New laws passed in Sacramento will have several impacts on roads this year and drivers are encouraged to learn the new rules before they get an avoidable ticket.

According to the California Highway Patrol, drivers will face an additional penalty for using a cell phone while driving.

“Current law prohibits a person from driving a motor vehicle while using a wireless telephone in a handheld manner; if found in violation, the offense is punishable by a fine,” said CHP Director of Communications Fran Clader. “However, beginning July 1, 2021, this new law will levy an additional penalty on a driver found in violation of California’s hands-free law:  a point will be added on to a driver’s record for each hands-free violation occurring within 36 months of a prior conviction for the same offense.”

A pair of new rules modify the use of deadly force for police officers. Under current rules, the use of deadly force by a peace officer is justifiable when the officer reasonably believes it is necessary. Section 835a of the Penal Code amends the reasonable force standard to “objectively reasonable force.” A corresponding rule requires law enforcement agencies to rewrite use of force policy and provide mandatory training to all officers in order to comply with the new law.

A new law by Assemblymember Robert Rivas (D-Hollister) allows bicycles to travel straight through a right or left-hand turn-only lane while at an intersection, if an official traffic control device indicates the movement is permitted. The rule means bicycle riders will not have to merge left when the bike lane becomes a right turn lane.

“AB 1266 bill will make our roadways safer for everyone by matching street design with the already practiced, safe behavior of cyclists at busy intersections. I’m committed to making sure Californians have safe, healthy, and non-polluting transportation choices as we expand our efforts to combat climate change,” said Assemblymember Robert Rivas

Caltrans is required to develop standards for lane striping, pavement marking, and appropriate regulatory signs to implement this bill.

An omnibus bill made several changes to road rules including allowing motor carriers of property can continue operating for 30 days past their permit expiration date, under specified circumstances.

This legislation also expands prohibitions on the consumption of cannabis, in any manner, by passengers in a bus, taxicab, pedicab, limousine, housecars, or camper.  This exemption is now only applicable to alcoholic beverages consumed by passengers in these types of vehicles.

Perhaps the most misunderstood rules change impacts animal carcasses on the roadside.

A new rule has directed the Fish and Game Commission, in consultation with the CHP and other stakeholders, to establish a wildlife salvage pilot program authorizing the issuance of a permit for the removal and recovery of deer, elk, pronghorn antelope, and wild pigs killed because of a collision with a vehicle, if the wild game meat is used for human consumption. The rule has not made it legal to take or consume roadkill and drivers cannot take animals from the road until the permit process is in place.

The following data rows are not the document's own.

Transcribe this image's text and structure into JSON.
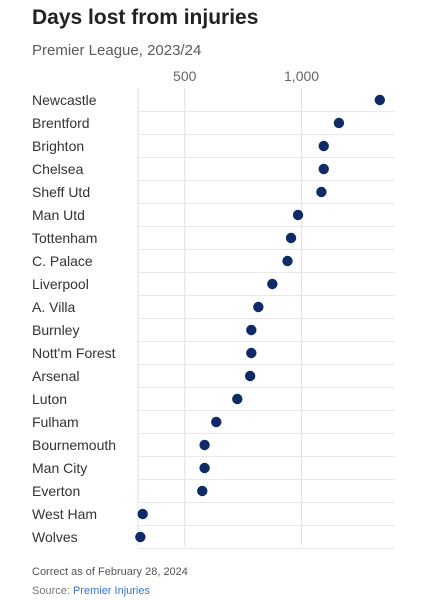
{
  "header": {
    "title": "Days lost from injuries",
    "subtitle": "Premier League, 2023/24"
  },
  "footer": {
    "note": "Correct as of February 28, 2024",
    "source_prefix": "Source: ",
    "source_name": "Premier Injuries"
  },
  "colors": {
    "dot": "#0f2a66",
    "grid": "#e2e2e2",
    "row_line": "#e9e9e9"
  },
  "chart_data": {
    "type": "scatter",
    "title": "Days lost from injuries",
    "subtitle": "Premier League, 2023/24",
    "xlabel": "",
    "ylabel": "",
    "xlim": [
      300,
      1400
    ],
    "xticks": [
      500,
      1000
    ],
    "xtick_labels": [
      "500",
      "1,000"
    ],
    "grid": true,
    "categories": [
      "Newcastle",
      "Brentford",
      "Brighton",
      "Chelsea",
      "Sheff Utd",
      "Man Utd",
      "Tottenham",
      "C. Palace",
      "Liverpool",
      "A. Villa",
      "Burnley",
      "Nott'm Forest",
      "Arsenal",
      "Luton",
      "Fulham",
      "Bournemouth",
      "Man City",
      "Everton",
      "West Ham",
      "Wolves"
    ],
    "values": [
      1335,
      1160,
      1095,
      1095,
      1085,
      985,
      955,
      940,
      875,
      815,
      785,
      785,
      780,
      725,
      635,
      585,
      585,
      575,
      320,
      310
    ]
  }
}
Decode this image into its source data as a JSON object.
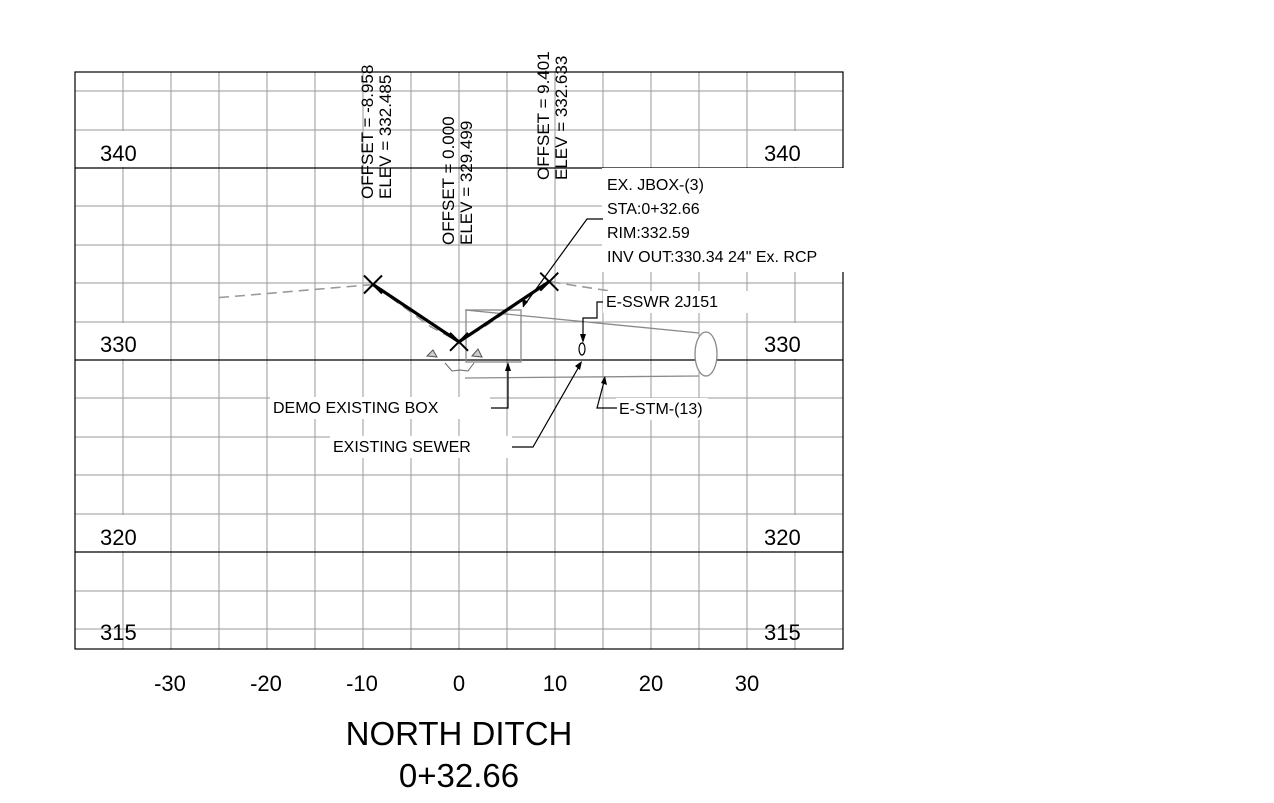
{
  "section": {
    "title": "NORTH DITCH",
    "station": "0+32.66"
  },
  "axes": {
    "x_ticks": [
      "-30",
      "-20",
      "-10",
      "0",
      "10",
      "20",
      "30"
    ],
    "x_range": [
      -40,
      40
    ],
    "y_range": [
      313.5,
      344
    ],
    "elev_labels_left": [
      "340",
      "330",
      "320",
      "315"
    ],
    "elev_labels_right": [
      "340",
      "330",
      "320",
      "315"
    ]
  },
  "offset_labels": [
    {
      "offset": "OFFSET = -8.958",
      "elev": "ELEV = 332.485",
      "x": -8.958,
      "y": 332.485
    },
    {
      "offset": "OFFSET = 0.000",
      "elev": "ELEV = 329.499",
      "x": 0.0,
      "y": 329.499
    },
    {
      "offset": "OFFSET = 9.401",
      "elev": "ELEV = 332.633",
      "x": 9.401,
      "y": 332.633
    }
  ],
  "callouts": {
    "jbox": [
      "EX. JBOX-(3)",
      "STA:0+32.66",
      "RIM:332.59",
      "INV OUT:330.34 24\" Ex. RCP"
    ],
    "sewer_tag": "E-SSWR 2J151",
    "storm_tag": "E-STM-(13)",
    "demo_box": "DEMO EXISTING BOX",
    "existing_sewer": "EXISTING SEWER"
  },
  "chart_data": {
    "type": "line",
    "xlim": [
      -40,
      40
    ],
    "ylim": [
      313.5,
      344
    ],
    "series": [
      {
        "points": [
          [
            -25,
            331.8
          ],
          [
            -8.958,
            332.485
          ],
          [
            -3,
            330.3
          ],
          [
            0,
            329.499
          ],
          [
            3,
            330.4
          ],
          [
            9.401,
            332.633
          ],
          [
            28,
            331.2
          ]
        ]
      },
      {
        "points": [
          [
            -8.958,
            332.485
          ],
          [
            0,
            329.499
          ],
          [
            9.401,
            332.633
          ]
        ]
      }
    ]
  },
  "colors": {
    "major_grid": "#000000",
    "minor_grid": "#9a9a9a",
    "existing_ground": "#9a9a9a",
    "proposed_grade": "#000000"
  }
}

Starting October 1, 2020, any individual who plans to fly within the United States or access federally secure facilities and military bases will be required to have a REAL ID or other federally approved document, such as a U.S. passport.

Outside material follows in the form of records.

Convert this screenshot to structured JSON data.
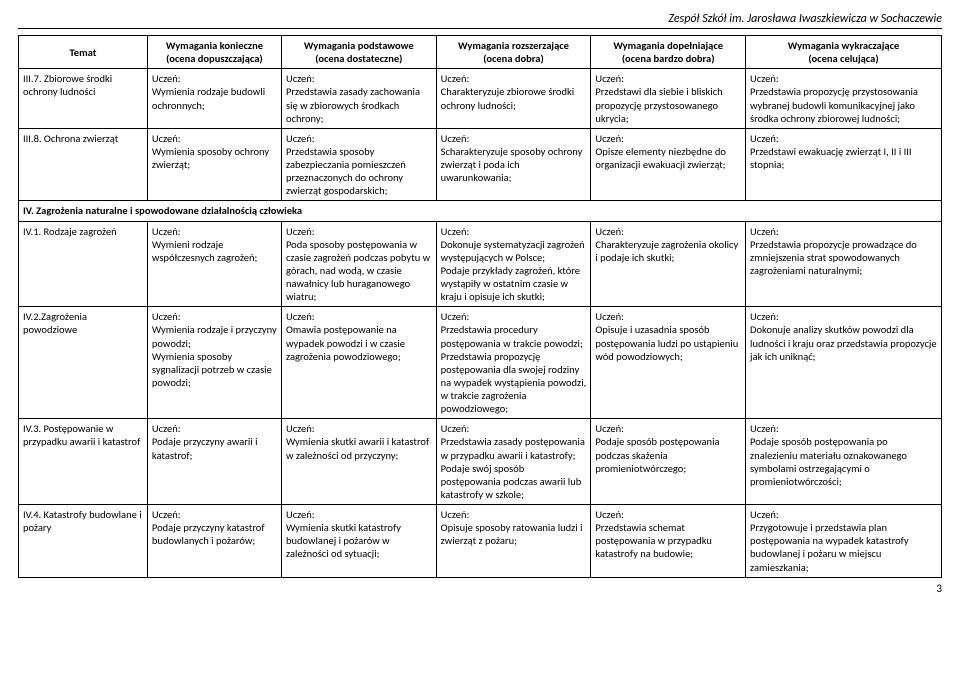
{
  "header_text": "Zespół Szkół im. Jarosława Iwaszkiewicza  w Sochaczewie",
  "page_number": "3",
  "columns": [
    {
      "main": "Temat",
      "sub": ""
    },
    {
      "main": "Wymagania konieczne",
      "sub": "(ocena dopuszczająca)"
    },
    {
      "main": "Wymagania podstawowe",
      "sub": "(ocena dostateczne)"
    },
    {
      "main": "Wymagania rozszerzające",
      "sub": "(ocena dobra)"
    },
    {
      "main": "Wymagania dopełniające",
      "sub": "(ocena bardzo dobra)"
    },
    {
      "main": "Wymagania wykraczające",
      "sub": "(ocena celująca)"
    }
  ],
  "rows": [
    {
      "c0": "III.7. Zbiorowe środki ochrony ludności",
      "c1": "Uczeń:\nWymienia rodzaje budowli ochronnych;",
      "c2": "Uczeń:\nPrzedstawia zasady zachowania się w zbiorowych środkach ochrony;",
      "c3": "Uczeń:\nCharakteryzuje zbiorowe środki ochrony ludności;",
      "c4": "Uczeń:\nPrzedstawi dla siebie i bliskich propozycję przystosowanego ukrycia;",
      "c5": "Uczeń:\nPrzedstawia propozycję przystosowania wybranej budowli komunikacyjnej jako środka ochrony zbiorowej ludności;"
    },
    {
      "c0": "III.8. Ochrona zwierząt",
      "c1": "Uczeń:\nWymienia sposoby ochrony zwierząt;",
      "c2": "Uczeń:\nPrzedstawia sposoby zabezpieczania pomieszczeń przeznaczonych do ochrony zwierząt gospodarskich;",
      "c3": "Uczeń:\nScharakteryzuje sposoby ochrony zwierząt i poda ich uwarunkowania;",
      "c4": "Uczeń:\nOpisze elementy niezbędne do organizacji ewakuacji zwierząt;",
      "c5": "Uczeń:\nPrzedstawi ewakuację zwierząt I, II i III stopnia;"
    },
    {
      "section": true,
      "c0": "IV. Zagrożenia naturalne i spowodowane działalnością człowieka"
    },
    {
      "c0": "IV.1. Rodzaje zagrożeń",
      "c1": "Uczeń:\nWymieni rodzaje współczesnych zagrożeń;",
      "c2": "Uczeń:\nPoda sposoby postępowania w czasie zagrożeń podczas pobytu w górach,  nad wodą, w czasie nawałnicy lub huraganowego wiatru;",
      "c3": "Uczeń:\nDokonuje systematyzacji zagrożeń występujących w Polsce;\nPodaje przykłady zagrożeń, które wystąpiły w ostatnim czasie w kraju i opisuje ich skutki;",
      "c4": "Uczeń:\nCharakteryzuje zagrożenia okolicy i podaje ich skutki;",
      "c5": "Uczeń:\nPrzedstawia propozycje prowadzące do zmniejszenia strat spowodowanych zagrożeniami naturalnymi;"
    },
    {
      "c0": "IV.2.Zagrożenia powodziowe",
      "c1": "Uczeń:\nWymienia rodzaje i przyczyny powodzi;\nWymienia sposoby sygnalizacji potrzeb w czasie powodzi;",
      "c2": "Uczeń:\nOmawia postępowanie na wypadek powodzi i w czasie zagrożenia powodziowego;",
      "c3": "Uczeń:\nPrzedstawia procedury postępowania w trakcie powodzi;\nPrzedstawia propozycję postępowania dla swojej rodziny na wypadek wystąpienia powodzi, w trakcie zagrożenia powodziowego;",
      "c4": "Uczeń:\nOpisuje i uzasadnia sposób postępowania ludzi po ustąpieniu wód powodziowych;",
      "c5": "Uczeń:\nDokonuje analizy skutków powodzi dla ludności i kraju oraz przedstawia propozycje jak ich uniknąć;"
    },
    {
      "c0": "IV.3. Postępowanie w przypadku awarii i katastrof",
      "c1": "Uczeń:\nPodaje przyczyny awarii i katastrof;",
      "c2": "Uczeń:\nWymienia skutki awarii i katastrof w zależności od przyczyny;",
      "c3": "Uczeń:\nPrzedstawia zasady postępowania w przypadku awarii i katastrofy;\nPodaje swój sposób postępowania podczas awarii lub katastrofy w szkole;",
      "c4": "Uczeń:\nPodaje sposób postępowania podczas skażenia promieniotwórczego;",
      "c5": "Uczeń:\nPodaje sposób postępowania po znalezieniu materiału oznakowanego symbolami ostrzegającymi o promieniotwórczości;"
    },
    {
      "c0": "IV.4. Katastrofy budowlane i pożary",
      "c1": "Uczeń:\nPodaje przyczyny katastrof budowlanych i pożarów;",
      "c2": "Uczeń:\nWymienia skutki katastrofy budowlanej i pożarów w zależności od sytuacji;",
      "c3": "Uczeń:\nOpisuje sposoby ratowania ludzi i zwierząt z pożaru;",
      "c4": "Uczeń:\nPrzedstawia schemat postępowania w przypadku katastrofy na budowie;",
      "c5": "Uczeń:\nPrzygotowuje i przedstawia plan postępowania na wypadek katastrofy budowlanej i pożaru w miejscu zamieszkania;"
    }
  ]
}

Californians applying for a REAL ID are required to visit a DMV field office with the following items: an identity document, such as a valid passport or original birth certificate (if you’ve changed your name, legal name change document(s) might be required). A document with the entire Social Security number visible, such as an original Social Security card or W-2 form. Two hard copy documents showing California residency, such as a utility or cell phone bill, bank statement, or mortgage bill.

“With the October 2020 REAL ID federal enforcement date in sight, we hope Californians will make a resolution to be #REALIDready so they are able to fly domestically,” DMV Director Steve Gordon said. “Anyone who shows up at the airport this October without the correct ID risks being turned away. We urge Californians to beat the anticipated last-minute rush and take care of their REAL ID needs today.”